Fans of micro-budget science-fiction with the raw energy of someone taking what may be their one and only shot at silver-screen expression, Nebulous Dark has plenty to offer even if it overstays its welcome a bit by the end. For those looking for something a little more than straight-upu genre fun, or with a little more finish, well … nothing is made for everyone.
“Begin Phase 2, Alpha Protocol, Terraformation,” the Octalien orders early on. I believe they’re called Octaliens; I’m unclear, but it sounds that way. It doesn’t exactly matter. The extraterrestrial threats hunting Apollo are squid-like monstrosities intent on terraforming Earth that managed to remove their terrestrial rivals by causing a zombie war. Put this into a comic-book series with a good artist and some bombastic letter balloons and it would, well, probably end up little-read but highly loved by an ardent group of fans. It’s the sort of mashup that feels right at home releasing the same week as Warner Bros.’ Space Jam: A New Legacy, which probably won’t have half the ambition.
Nebulous Dark is never visually stellar, but it looks passable given its budget. This isn’t the sort of production that has the budget for location shoots or high-quality visual effects. It’s largely told in close-ups to hide the greenscreen. Zombies are seen running straight at the camera. Gunshots connect in a one-two shot format where Apollo shoots the gun and then we see the zombie hit. The tricks mostly work.
Where it shines, however, is its bizarre audio design, particularly at the start of the film where Solimon’s dialogue is almost entirely filtered through industrial effects because Apollo is wearing a gas mask. It makes it sound like he’s performing all his dialogue with the aim of stripping it from the film and releasing it as an ASMR recording elsewhere for a few extra bucks. Not knocking it. It’s eerily pleasant. Combined with a rhythmic electronic score and blunt, pulpy dialogue, Nebulous Dark, at least in large segments, makes for a pretty pleasant listen. Maybe that’s a strange thing to say. It’s damn true.
Still, Nebulous Dark is a film that will likely only cater to die-hard science-fiction fans and, even then, only those with open minds and open hearts willing to overlook the production’s low-budget DIY nature. The story is confusing and not particularly engaging, but the sheer ambition and “what will they bring in next” momentum powers it along.

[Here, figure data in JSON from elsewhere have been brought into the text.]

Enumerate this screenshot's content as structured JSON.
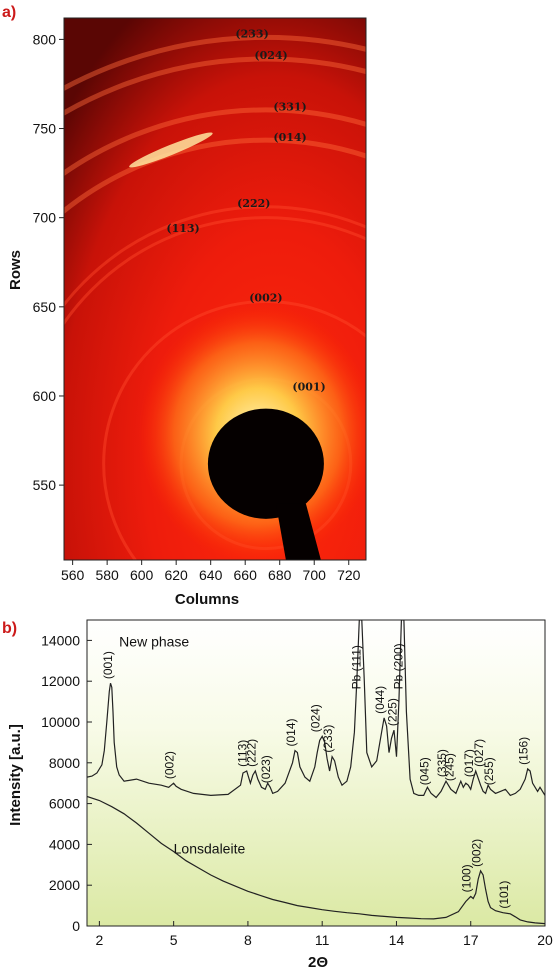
{
  "chart_data": [
    {
      "panel": "a)",
      "type": "heatmap",
      "xlabel": "Columns",
      "ylabel": "Rows",
      "xlim": [
        555,
        730
      ],
      "ylim": [
        508,
        812
      ],
      "xticks": [
        560,
        580,
        600,
        620,
        640,
        660,
        680,
        700,
        720
      ],
      "yticks": [
        550,
        600,
        650,
        700,
        750,
        800
      ],
      "beam_center": [
        672,
        562
      ],
      "rings": [
        {
          "label": "(233)",
          "x": 664,
          "y": 801
        },
        {
          "label": "(024)",
          "x": 675,
          "y": 789
        },
        {
          "label": "(331)",
          "x": 686,
          "y": 760
        },
        {
          "label": "(014)",
          "x": 686,
          "y": 743
        },
        {
          "label": "(222)",
          "x": 665,
          "y": 706
        },
        {
          "label": "(113)",
          "x": 624,
          "y": 692
        },
        {
          "label": "(002)",
          "x": 672,
          "y": 653
        },
        {
          "label": "(001)",
          "x": 697,
          "y": 603
        }
      ]
    },
    {
      "panel": "b)",
      "type": "line",
      "xlabel": "2Θ",
      "ylabel": "Intensity [a.u.]",
      "xlim": [
        1.5,
        20
      ],
      "ylim": [
        0,
        15000
      ],
      "xticks": [
        2,
        5,
        8,
        11,
        14,
        17,
        20
      ],
      "xtick_labels": [
        "2",
        "5",
        "8",
        "11",
        "14",
        "17",
        "20"
      ],
      "yticks": [
        0,
        2000,
        4000,
        6000,
        8000,
        10000,
        12000,
        14000
      ],
      "series": [
        {
          "name": "New phase",
          "x": [
            1.5,
            1.7,
            1.9,
            2.1,
            2.2,
            2.3,
            2.4,
            2.45,
            2.5,
            2.55,
            2.6,
            2.7,
            2.8,
            3.0,
            3.5,
            4.0,
            4.5,
            4.8,
            4.9,
            5.0,
            5.1,
            5.3,
            5.8,
            6.5,
            7.2,
            7.7,
            7.8,
            7.95,
            8.1,
            8.2,
            8.3,
            8.4,
            8.55,
            8.7,
            8.8,
            8.9,
            9.0,
            9.2,
            9.5,
            9.8,
            9.9,
            10.0,
            10.1,
            10.3,
            10.5,
            10.7,
            10.8,
            10.9,
            11.0,
            11.1,
            11.2,
            11.3,
            11.4,
            11.5,
            11.65,
            11.8,
            12.0,
            12.15,
            12.3,
            12.4,
            12.5,
            12.6,
            12.7,
            12.8,
            13.0,
            13.2,
            13.4,
            13.5,
            13.6,
            13.7,
            13.8,
            13.9,
            14.0,
            14.1,
            14.2,
            14.3,
            14.4,
            14.55,
            14.7,
            14.9,
            15.1,
            15.25,
            15.4,
            15.6,
            15.8,
            16.0,
            16.1,
            16.2,
            16.4,
            16.6,
            16.7,
            16.8,
            16.9,
            17.0,
            17.1,
            17.2,
            17.4,
            17.5,
            17.6,
            17.7,
            17.8,
            18.0,
            18.2,
            18.4,
            18.6,
            18.8,
            19.0,
            19.2,
            19.3,
            19.4,
            19.5,
            19.7,
            19.8,
            20.0
          ],
          "y": [
            7300,
            7350,
            7500,
            7900,
            8600,
            10000,
            11500,
            11900,
            11700,
            10500,
            9000,
            7800,
            7400,
            7100,
            7200,
            7000,
            6900,
            6800,
            6900,
            7000,
            6850,
            6700,
            6500,
            6400,
            6450,
            6900,
            7500,
            7600,
            7000,
            7400,
            7600,
            7200,
            6800,
            6700,
            7000,
            6800,
            6500,
            6600,
            7000,
            8000,
            8600,
            8500,
            7800,
            7300,
            7100,
            7800,
            8500,
            9100,
            9300,
            9000,
            8200,
            7600,
            8300,
            8100,
            7300,
            6900,
            7100,
            7800,
            9500,
            12000,
            15000,
            15000,
            12000,
            8500,
            7800,
            8100,
            9500,
            10200,
            9800,
            8500,
            9200,
            9600,
            8300,
            11000,
            15000,
            15000,
            10500,
            7200,
            6500,
            6400,
            6400,
            6800,
            6500,
            6300,
            6600,
            7100,
            6900,
            6700,
            6500,
            7100,
            6800,
            7000,
            6900,
            6700,
            7200,
            7600,
            6900,
            6600,
            6500,
            6900,
            6700,
            6500,
            6600,
            6700,
            6400,
            6500,
            6700,
            7200,
            7700,
            7600,
            7000,
            6600,
            6800,
            6400
          ]
        },
        {
          "name": "Lonsdaleite",
          "x": [
            1.5,
            2,
            2.5,
            3,
            3.5,
            4,
            4.5,
            5,
            5.5,
            6,
            6.5,
            7,
            7.5,
            8,
            8.5,
            9,
            9.5,
            10,
            10.5,
            11,
            11.5,
            12,
            12.5,
            13,
            13.5,
            14,
            14.5,
            15,
            15.5,
            16,
            16.5,
            16.8,
            17.0,
            17.1,
            17.2,
            17.3,
            17.4,
            17.5,
            17.6,
            17.7,
            17.8,
            18.0,
            18.3,
            18.6,
            18.8,
            19.0,
            19.3,
            19.6,
            20.0
          ],
          "y": [
            6350,
            6150,
            5850,
            5500,
            5050,
            4550,
            4050,
            3650,
            3200,
            2850,
            2500,
            2200,
            1950,
            1700,
            1500,
            1300,
            1150,
            1000,
            900,
            800,
            720,
            650,
            600,
            520,
            470,
            420,
            390,
            360,
            350,
            420,
            700,
            1200,
            1450,
            1350,
            1600,
            2300,
            2700,
            2500,
            1800,
            1200,
            900,
            750,
            650,
            600,
            450,
            300,
            200,
            150,
            120
          ]
        }
      ],
      "peak_labels": [
        {
          "label": "(001)",
          "x": 2.5,
          "y": 12100
        },
        {
          "label": "(002)",
          "x": 5.0,
          "y": 7200
        },
        {
          "label": "(113)",
          "x": 7.95,
          "y": 7800
        },
        {
          "label": "(222)",
          "x": 8.3,
          "y": 7800
        },
        {
          "label": "(023)",
          "x": 8.9,
          "y": 7000
        },
        {
          "label": "(014)",
          "x": 9.9,
          "y": 8800
        },
        {
          "label": "(024)",
          "x": 10.9,
          "y": 9500
        },
        {
          "label": "(233)",
          "x": 11.4,
          "y": 8500
        },
        {
          "label": "Pb (111)",
          "x": 12.55,
          "y": 11600
        },
        {
          "label": "(044)",
          "x": 13.5,
          "y": 10400
        },
        {
          "label": "Pb (200)",
          "x": 14.25,
          "y": 11600
        },
        {
          "label": "(225)",
          "x": 14.0,
          "y": 9800
        },
        {
          "label": "(045)",
          "x": 15.3,
          "y": 6900
        },
        {
          "label": "(335)",
          "x": 16.0,
          "y": 7300
        },
        {
          "label": "(245)",
          "x": 16.3,
          "y": 7100
        },
        {
          "label": "(017)",
          "x": 17.1,
          "y": 7300
        },
        {
          "label": "(027)",
          "x": 17.5,
          "y": 7800
        },
        {
          "label": "(255)",
          "x": 17.9,
          "y": 6900
        },
        {
          "label": "(156)",
          "x": 19.3,
          "y": 7900
        },
        {
          "label": "(100)",
          "x": 17.0,
          "y": 1650
        },
        {
          "label": "(002)",
          "x": 17.4,
          "y": 2900
        },
        {
          "label": "(101)",
          "x": 18.5,
          "y": 850
        }
      ],
      "series_labels": [
        {
          "label": "New phase",
          "x": 2.8,
          "y": 13700
        },
        {
          "label": "Lonsdaleite",
          "x": 5.0,
          "y": 3550
        }
      ]
    }
  ]
}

Is it good? Is it bad? Is it so bad it’s good? I’m not sure that type of question can really be answered here. It’s made with clear passion and, in this case, works in more ways than it doesn’t. I’m not saying to go in with low expectations. I’m saying to go in with the right expectations. It currently boasts a 1-star rating on IMDb with 30 ratings. In my mind, that means it’s at least doing something genuine even if it doesn’t work for the wider audience. This is a passion project with guts to spare that’s worth watching, if only to take in the result of someone giving it their all to make the movie of their dreams with a microscopic budget.